In 1984, Stacy Peralta made the first skateboard video and the success of his video paved way for other pros to start making their own videos. This is how skateboard videos got popular and video making was added to a pros job description.
Some amateur skateboarders got signed as pros because of their performance in videos. Videos helped bump up the popularity of a skateboarder and increased their board sales.
Pro skills shifted from being a good contest skateboarder or a demo skateboarder to a video skateboarder. Whoever was able to tell a story and made impressive films became more dominant. Those that relied only on pro models found it difficult to survive in this era.
Third Era (the 1990s)
In the 1990s skateboarding contests faded out. Shooting unique and extraordinary progressive videos was the order of the day. Magazines stopped photo shooting skateboarders and printed photos from videos instead.
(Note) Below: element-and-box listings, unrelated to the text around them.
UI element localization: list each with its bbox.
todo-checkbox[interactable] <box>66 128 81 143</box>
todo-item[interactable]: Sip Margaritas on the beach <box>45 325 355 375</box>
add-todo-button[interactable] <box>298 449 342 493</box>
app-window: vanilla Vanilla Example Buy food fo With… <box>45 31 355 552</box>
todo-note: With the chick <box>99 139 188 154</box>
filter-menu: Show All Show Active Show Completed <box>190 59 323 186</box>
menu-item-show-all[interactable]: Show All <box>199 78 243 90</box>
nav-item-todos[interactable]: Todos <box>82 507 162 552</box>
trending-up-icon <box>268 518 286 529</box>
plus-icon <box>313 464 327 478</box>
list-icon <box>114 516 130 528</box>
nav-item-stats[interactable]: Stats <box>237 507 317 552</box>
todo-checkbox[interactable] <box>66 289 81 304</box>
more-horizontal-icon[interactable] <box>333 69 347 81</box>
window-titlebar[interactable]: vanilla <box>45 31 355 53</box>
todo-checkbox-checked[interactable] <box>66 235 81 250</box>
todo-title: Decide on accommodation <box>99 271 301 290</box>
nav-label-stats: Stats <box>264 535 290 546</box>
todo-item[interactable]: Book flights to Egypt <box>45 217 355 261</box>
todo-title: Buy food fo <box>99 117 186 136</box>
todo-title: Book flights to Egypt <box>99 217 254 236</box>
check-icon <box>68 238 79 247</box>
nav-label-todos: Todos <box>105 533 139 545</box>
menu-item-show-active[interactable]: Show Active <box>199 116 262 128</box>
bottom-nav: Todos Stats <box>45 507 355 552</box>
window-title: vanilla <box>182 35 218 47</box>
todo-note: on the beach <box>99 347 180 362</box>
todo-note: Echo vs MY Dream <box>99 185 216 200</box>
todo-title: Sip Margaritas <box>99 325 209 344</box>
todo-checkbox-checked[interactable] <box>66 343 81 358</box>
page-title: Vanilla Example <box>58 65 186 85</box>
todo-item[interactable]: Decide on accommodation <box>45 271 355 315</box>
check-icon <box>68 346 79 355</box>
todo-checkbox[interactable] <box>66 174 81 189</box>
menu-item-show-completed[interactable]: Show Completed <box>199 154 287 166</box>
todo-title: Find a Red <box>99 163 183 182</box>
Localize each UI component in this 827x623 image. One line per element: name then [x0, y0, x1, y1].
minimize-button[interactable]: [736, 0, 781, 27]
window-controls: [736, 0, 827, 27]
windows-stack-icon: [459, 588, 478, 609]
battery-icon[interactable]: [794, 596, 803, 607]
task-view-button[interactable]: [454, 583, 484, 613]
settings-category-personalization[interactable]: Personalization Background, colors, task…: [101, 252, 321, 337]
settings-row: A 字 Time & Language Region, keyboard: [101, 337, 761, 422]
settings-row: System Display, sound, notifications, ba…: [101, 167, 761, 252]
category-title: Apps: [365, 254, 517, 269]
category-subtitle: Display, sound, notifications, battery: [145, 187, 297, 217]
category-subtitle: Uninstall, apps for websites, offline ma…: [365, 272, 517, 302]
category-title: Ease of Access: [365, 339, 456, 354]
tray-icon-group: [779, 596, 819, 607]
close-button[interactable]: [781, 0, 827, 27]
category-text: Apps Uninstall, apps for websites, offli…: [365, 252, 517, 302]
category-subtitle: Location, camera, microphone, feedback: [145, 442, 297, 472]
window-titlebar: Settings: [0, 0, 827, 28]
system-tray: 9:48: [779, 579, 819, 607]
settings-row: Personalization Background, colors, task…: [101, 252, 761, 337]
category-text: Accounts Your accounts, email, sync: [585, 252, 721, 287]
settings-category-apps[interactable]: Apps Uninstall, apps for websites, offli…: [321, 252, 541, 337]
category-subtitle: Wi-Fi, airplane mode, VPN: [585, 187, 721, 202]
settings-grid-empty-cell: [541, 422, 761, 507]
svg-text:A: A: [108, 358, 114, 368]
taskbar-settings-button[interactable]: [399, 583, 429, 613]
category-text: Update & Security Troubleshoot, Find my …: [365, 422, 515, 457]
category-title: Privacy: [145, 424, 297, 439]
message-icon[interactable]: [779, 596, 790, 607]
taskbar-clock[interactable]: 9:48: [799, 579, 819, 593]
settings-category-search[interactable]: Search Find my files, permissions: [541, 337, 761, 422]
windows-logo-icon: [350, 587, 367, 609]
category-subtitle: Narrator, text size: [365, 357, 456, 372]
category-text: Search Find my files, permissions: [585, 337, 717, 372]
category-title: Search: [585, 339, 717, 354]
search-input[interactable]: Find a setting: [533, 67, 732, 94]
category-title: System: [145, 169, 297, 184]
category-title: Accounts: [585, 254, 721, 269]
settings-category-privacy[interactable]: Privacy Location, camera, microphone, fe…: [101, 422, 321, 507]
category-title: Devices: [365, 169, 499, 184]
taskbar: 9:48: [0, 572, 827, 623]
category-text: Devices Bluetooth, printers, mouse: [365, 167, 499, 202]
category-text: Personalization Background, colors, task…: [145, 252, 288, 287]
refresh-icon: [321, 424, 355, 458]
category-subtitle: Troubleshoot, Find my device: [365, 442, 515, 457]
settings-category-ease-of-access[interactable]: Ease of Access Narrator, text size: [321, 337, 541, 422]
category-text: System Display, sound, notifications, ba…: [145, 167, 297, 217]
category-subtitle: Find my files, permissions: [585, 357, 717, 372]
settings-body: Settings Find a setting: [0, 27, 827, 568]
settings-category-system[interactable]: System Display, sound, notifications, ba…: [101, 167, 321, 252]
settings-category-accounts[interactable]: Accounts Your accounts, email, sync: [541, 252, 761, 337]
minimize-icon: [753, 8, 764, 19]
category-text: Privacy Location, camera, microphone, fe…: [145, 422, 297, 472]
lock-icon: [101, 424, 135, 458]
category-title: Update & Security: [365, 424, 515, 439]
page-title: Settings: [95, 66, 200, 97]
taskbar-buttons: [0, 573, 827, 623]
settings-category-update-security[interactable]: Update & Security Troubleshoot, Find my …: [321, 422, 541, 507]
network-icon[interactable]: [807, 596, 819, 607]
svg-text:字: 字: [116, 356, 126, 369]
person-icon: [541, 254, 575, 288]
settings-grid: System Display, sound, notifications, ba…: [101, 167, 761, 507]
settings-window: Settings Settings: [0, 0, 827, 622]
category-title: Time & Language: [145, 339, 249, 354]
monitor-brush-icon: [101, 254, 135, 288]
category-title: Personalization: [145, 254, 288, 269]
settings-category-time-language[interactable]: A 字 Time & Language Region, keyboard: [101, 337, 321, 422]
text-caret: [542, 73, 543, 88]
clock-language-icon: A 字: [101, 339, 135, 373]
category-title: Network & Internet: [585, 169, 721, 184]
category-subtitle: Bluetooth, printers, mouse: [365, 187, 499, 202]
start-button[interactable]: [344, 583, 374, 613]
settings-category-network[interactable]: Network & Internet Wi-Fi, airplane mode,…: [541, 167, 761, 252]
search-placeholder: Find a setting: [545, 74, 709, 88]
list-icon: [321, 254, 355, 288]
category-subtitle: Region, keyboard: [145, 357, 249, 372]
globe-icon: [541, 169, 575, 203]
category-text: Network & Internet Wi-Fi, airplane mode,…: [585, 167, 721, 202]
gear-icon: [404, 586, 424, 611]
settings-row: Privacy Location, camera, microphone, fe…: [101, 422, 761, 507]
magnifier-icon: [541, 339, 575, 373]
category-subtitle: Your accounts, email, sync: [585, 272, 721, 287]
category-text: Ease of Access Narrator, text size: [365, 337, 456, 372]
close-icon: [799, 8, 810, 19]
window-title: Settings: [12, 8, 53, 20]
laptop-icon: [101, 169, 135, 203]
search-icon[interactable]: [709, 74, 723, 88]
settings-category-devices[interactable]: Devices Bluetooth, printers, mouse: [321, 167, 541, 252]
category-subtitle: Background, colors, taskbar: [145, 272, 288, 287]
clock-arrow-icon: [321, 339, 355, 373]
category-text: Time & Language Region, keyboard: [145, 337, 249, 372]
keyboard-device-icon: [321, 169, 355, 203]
Only progressive videos were considered professional skateboarding.
Fourth Era (the 2000s)
Pros got sponsorships from brands who just wanted to be associated with the skateboarding lifestyle. Energy drinks, clothing, and other companies came onto the scene.
A pro skateboarder could get money by simply advertising for the brand in any form. Even if it was just showing the public that they consume the item. Some pros didn’t have board sponsors but had sponsors from other industries.
Sponsors then determined what a pro skateboarder could do for them. Some sponsors asked pros to wear their branded shirts, caps or hold up their drinks in public view whether in videos, photos or live events.
Fifth Era (the 2010s till date)
In this era, sponsorship comes from endorsement. Social media also plays a major part too. Pro skateboarders use their social media presence to promote brands. Sponsors look at a skateboarder’s social media presence before making him a pro. They do not look at their skateboarding ability but how strong his social media presence is.
These sponsors come from different industries and judge a skateboarder not by his skating skills, but by how popular the social media presence is.
With all that said, the core role of promoting the game itself is important and this is not something all sponsors understand. After all, it is the ability to skateboard that attracts huge fans on social media and beyond.